Dort fühlte sich Abby fremd. Der Heiler sah Bayley an und erklärte, dass nicht nur sein Körper krank sei, sondern auch sein Herz – und Abbys ebenfalls. Abby verstand nicht, was er meinte, aber sie folgte seinem Rat, jeden Abend am Strand zu verbringen.

So saß sie Nacht für Nacht allein am Ufer, das Rauschen des Meeres begleitete ihre Gedanken. Doch die Traurigkeit blieb, und Bayley erholte sich nicht.
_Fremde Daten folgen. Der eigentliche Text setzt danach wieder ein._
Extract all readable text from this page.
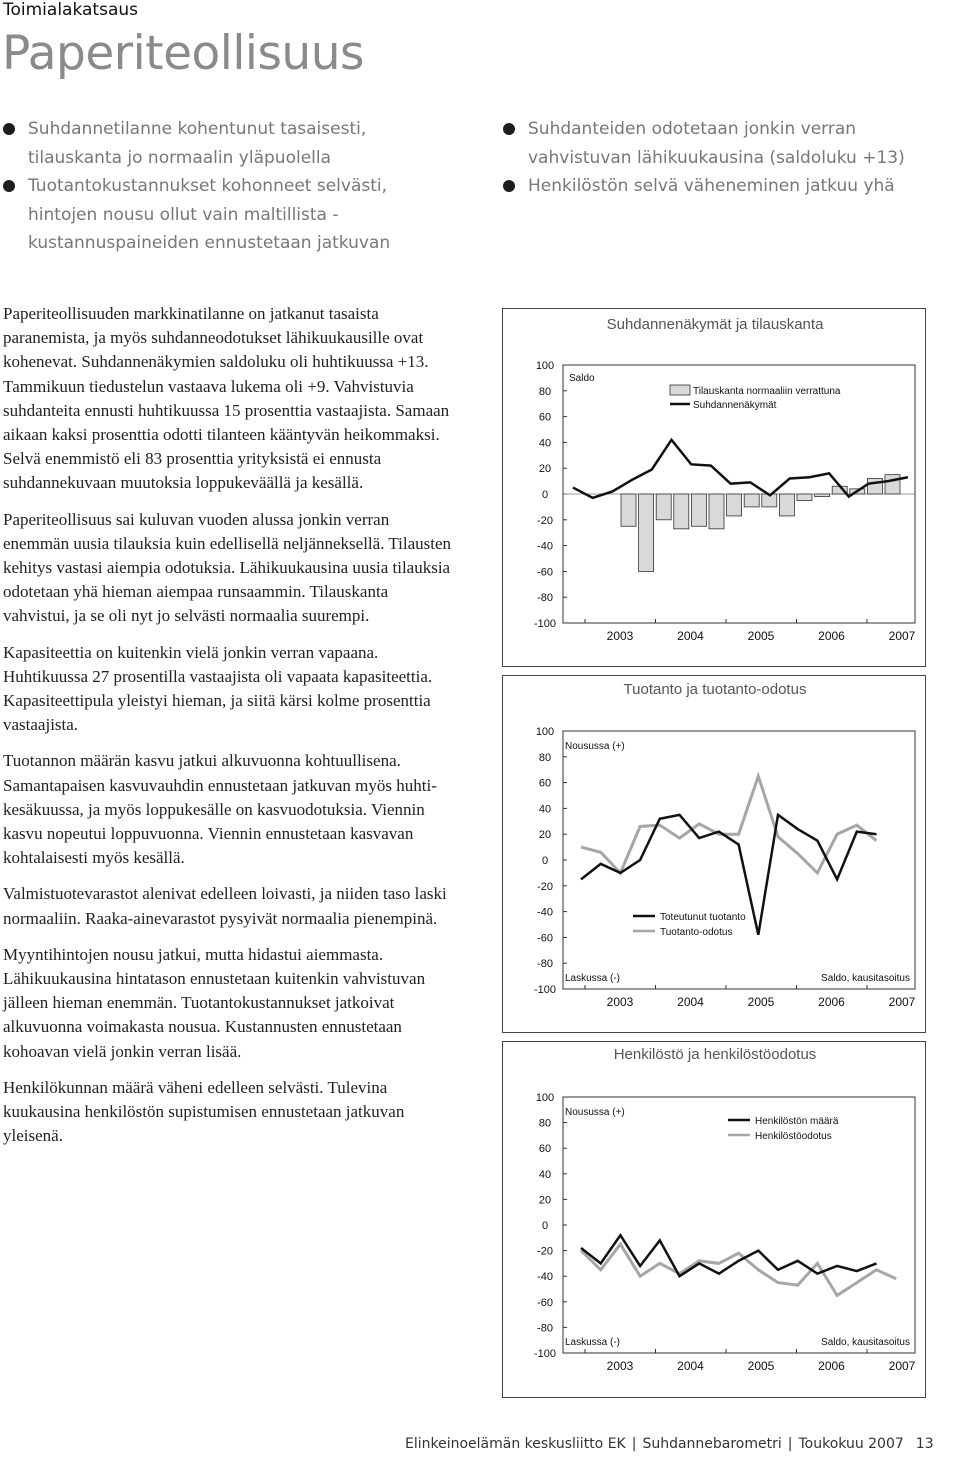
Toimialakatsaus
Paperiteollisuus
Suhdannetilanne kohentunut tasaisesti, tilauskanta jo normaalin yläpuolella
Tuotantokustannukset kohonneet selvästi, hintojen nousu ollut vain maltillista - kustannuspaineiden ennustetaan jatkuvan
Suhdanteiden odotetaan jonkin verran vahvistuvan lähikuukausina (saldoluku +13)
Henkilöstön selvä väheneminen jatkuu yhä

Paperiteollisuuden markkinatilanne on jatkanut tasaista paranemista, ja myös suhdanneodotukset lähikuukausille ovat kohenevat. Suhdannenäkymien saldoluku oli huhtikuussa +13. Tammikuun tiedustelun vastaava lukema oli +9. Vahvistuvia suhdanteita ennusti huhtikuussa 15 prosenttia vastaajista. Samaan aikaan kaksi prosenttia odotti tilanteen kääntyvän heikommaksi. Selvä enemmistö eli 83 prosenttia yrityksistä ei ennusta suhdannekuvaan muutoksia loppukeväällä ja kesällä.

Paperiteollisuus sai kuluvan vuoden alussa jonkin verran enemmän uusia tilauksia kuin edellisellä neljänneksellä. Tilausten kehitys vastasi aiempia odotuksia. Lähikuukausina uusia tilauksia odotetaan yhä hieman aiempaa runsaammin. Tilauskanta vahvistui, ja se oli nyt jo selvästi normaalia suurempi.

Kapasiteettia on kuitenkin vielä jonkin verran vapaana. Huhtikuussa 27 prosentilla vastaajista oli vapaata kapasiteettia. Kapasiteettipula yleistyi hieman, ja siitä kärsi kolme prosenttia vastaajista.

Tuotannon määrän kasvu jatkui alkuvuonna kohtuullisena. Samantapaisen kasvuvauhdin ennustetaan jatkuvan myös huhti-kesäkuussa, ja myös loppukesälle on kasvuodotuksia. Viennin kasvu nopeutui loppuvuonna. Viennin ennustetaan kasvavan kohtalaisesti myös kesällä.

Valmistuotevarastot alenivat edelleen loivasti, ja niiden taso laski normaaliin. Raaka-ainevarastot pysyivät normaalia pienempinä.

Myyntihintojen nousu jatkui, mutta hidastui aiemmasta. Lähikuukausina hintatason ennustetaan kuitenkin vahvistuvan jälleen hieman enemmän. Tuotantokustannukset jatkoivat alkuvuonna voimakasta nousua. Kustannusten ennustetaan kohoavan vielä jonkin verran lisää.

Henkilökunnan määrä väheni edelleen selvästi. Tulevina kuukausina henkilöstön supistumisen ennustetaan jatkuvan yleisenä.

Suhdannenäkymät ja tilauskanta
100
80
60
40
20
0
-20
-40
-60
-80
-100
2003	2004	2005	2006	2007
Saldo
Tilauskanta normaaliin verrattuna
Suhdannenäkymät
Tuotanto ja tuotanto-odotus
100
80
60
40
20
0
-20
-40
-60
-80
-100
2003	2004	2005	2006	2007
Nousussa (+)
Laskussa (-)	Saldo, kausitasoitus
Toteutunut tuotanto
Tuotanto-odotus
Henkilöstö ja henkilöstöodotus
100
80
60
40
20
0
-20
-40
-60
-80
-100
2003	2004	2005	2006	2007
Nousussa (+)
Laskussa (-)	Saldo, kausitasoitus
Henkilöstön määrä
Henkilöstöodotus
Elinkeinoelämän keskusliitto EK | Suhdannebarometri | Toukokuu 2007 13
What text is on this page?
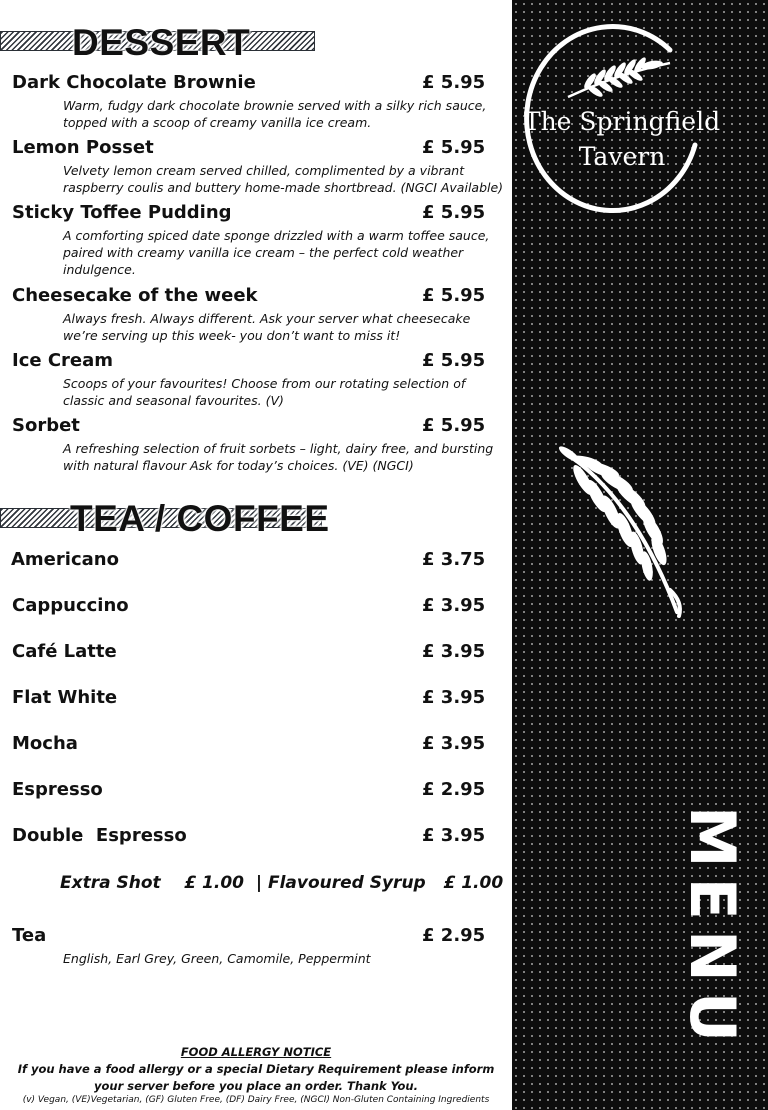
DESSERT
Dark Chocolate Brownie	£ 5.95
Warm, fudgy dark chocolate brownie served with a silky rich sauce, topped with a scoop of creamy vanilla ice cream.
Lemon Posset	£ 5.95
Velvety lemon cream served chilled, complimented by a vibrant raspberry coulis and buttery home-made shortbread. (NGCI Available)
Sticky Toffee Pudding	£ 5.95
A comforting spiced date sponge drizzled with a warm toffee sauce, paired with creamy vanilla ice cream – the perfect cold weather indulgence.
Cheesecake of the week	£ 5.95
Always fresh. Always different. Ask your server what cheesecake we’re serving up this week- you don’t want to miss it!
Ice Cream	£ 5.95
Scoops of your favourites! Choose from our rotating selection of classic and seasonal favourites. (V)
Sorbet	£ 5.95
A refreshing selection of fruit sorbets – light, dairy free, and bursting with natural flavour Ask for today’s choices. (VE) (NGCI)
TEA / COFFEE
Americano	£ 3.75
Cappuccino	£ 3.95
Café Latte	£ 3.95
Flat White	£ 3.95
Mocha	£ 3.95
Espresso	£ 2.95
Double  Espresso	£ 3.95
Extra Shot    £ 1.00  | Flavoured Syrup   £ 1.00
Tea	£ 2.95
English, Earl Grey, Green, Camomile, Peppermint
FOOD ALLERGY NOTICE
If you have a food allergy or a special Dietary Requirement please inform your server before you place an order. Thank You.
(v) Vegan, (VE)Vegetarian, (GF) Gluten Free, (DF) Dairy Free, (NGCI) Non-Gluten Containing Ingredients
The Springfield
Tavern
MENU
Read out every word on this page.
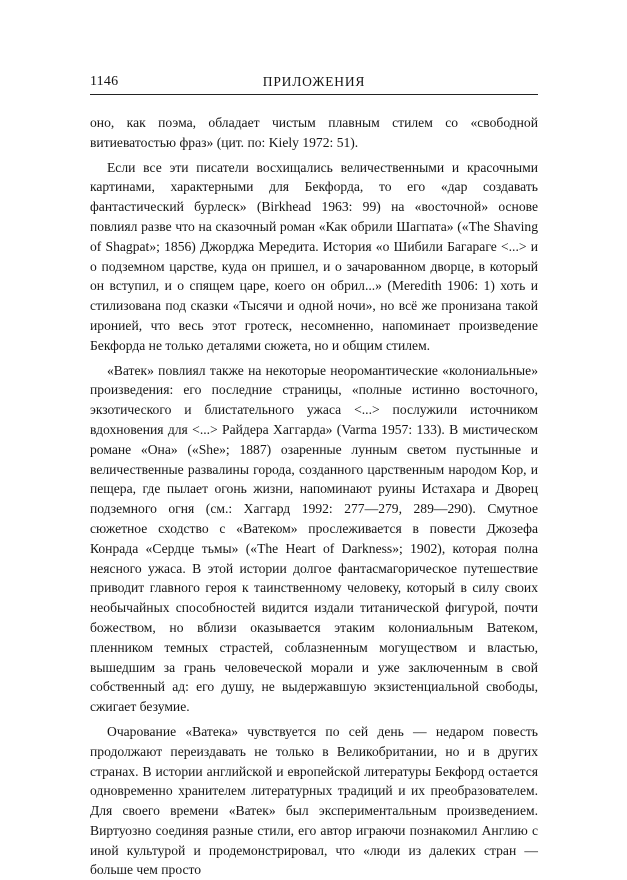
1146	ПРИЛОЖЕНИЯ

оно, как поэма, обладает чистым плавным стилем со «свободной витиеватостью фраз» (цит. по: Kiely 1972: 51).

Если все эти писатели восхищались величественными и красочными картинами, характерными для Бекфорда, то его «дар создавать фантастический бурлеск» (Birkhead 1963: 99) на «восточной» основе повлиял разве что на сказочный роман «Как обрили Шагпата» («The Shaving of Shagpat»; 1856) Джорджа Мередита. История «о Шибили Багараге <...> и о подземном царстве, куда он пришел, и о зачарованном дворце, в который он вступил, и о спящем царе, коего он обрил...» (Meredith 1906: 1) хоть и стилизована под сказки «Тысячи и одной ночи», но всё же пронизана такой иронией, что весь этот гротеск, несомненно, напоминает произведение Бекфорда не только деталями сюжета, но и общим стилем.

«Ватек» повлиял также на некоторые неоромантические «колониальные» произведения: его последние страницы, «полные истинно восточного, экзотического и блистательного ужаса <...> послужили источником вдохновения для <...> Райдера Хаггарда» (Varma 1957: 133). В мистическом романе «Она» («She»; 1887) озаренные лунным светом пустынные и величественные развалины города, созданного царственным народом Кор, и пещера, где пылает огонь жизни, напоминают руины Истахара и Дворец подземного огня (см.: Хаггард 1992: 277—279, 289—290). Смутное сюжетное сходство с «Ватеком» прослеживается в повести Джозефа Конрада «Сердце тьмы» («The Heart of Darkness»; 1902), которая полна неясного ужаса. В этой истории долгое фантасмагорическое путешествие приводит главного героя к таинственному человеку, который в силу своих необычайных способностей видится издали титанической фигурой, почти божеством, но вблизи оказывается этаким колониальным Ватеком, пленником темных страстей, соблазненным могуществом и властью, вышедшим за грань человеческой морали и уже заключенным в свой собственный ад: его душу, не выдержавшую экзистенциальной свободы, сжигает безумие.

Очарование «Ватека» чувствуется по сей день — недаром повесть продолжают переиздавать не только в Великобритании, но и в других странах. В истории английской и европейской литературы Бекфорд остается одновременно хранителем литературных традиций и их преобразователем. Для своего времени «Ватек» был экспериментальным произведением. Виртуозно соединяя разные стили, его автор играючи познакомил Англию с иной культурой и продемонстрировал, что «люди из далеких стран — больше чем просто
Eines Abends sah sie einen gestrandeten Delfin. Ohne nachzudenken, rannte sie zu ihm und schob das hilflose Tier zurück ins Wasser. Der Delfin drehte sich noch einmal zu ihr um, bevor er verschwand. In den folgenden Tagen dachte Abby viel an ihn. Irgendetwas in ihr hatte sich verändert, auch wenn Bayley immer noch schwach war.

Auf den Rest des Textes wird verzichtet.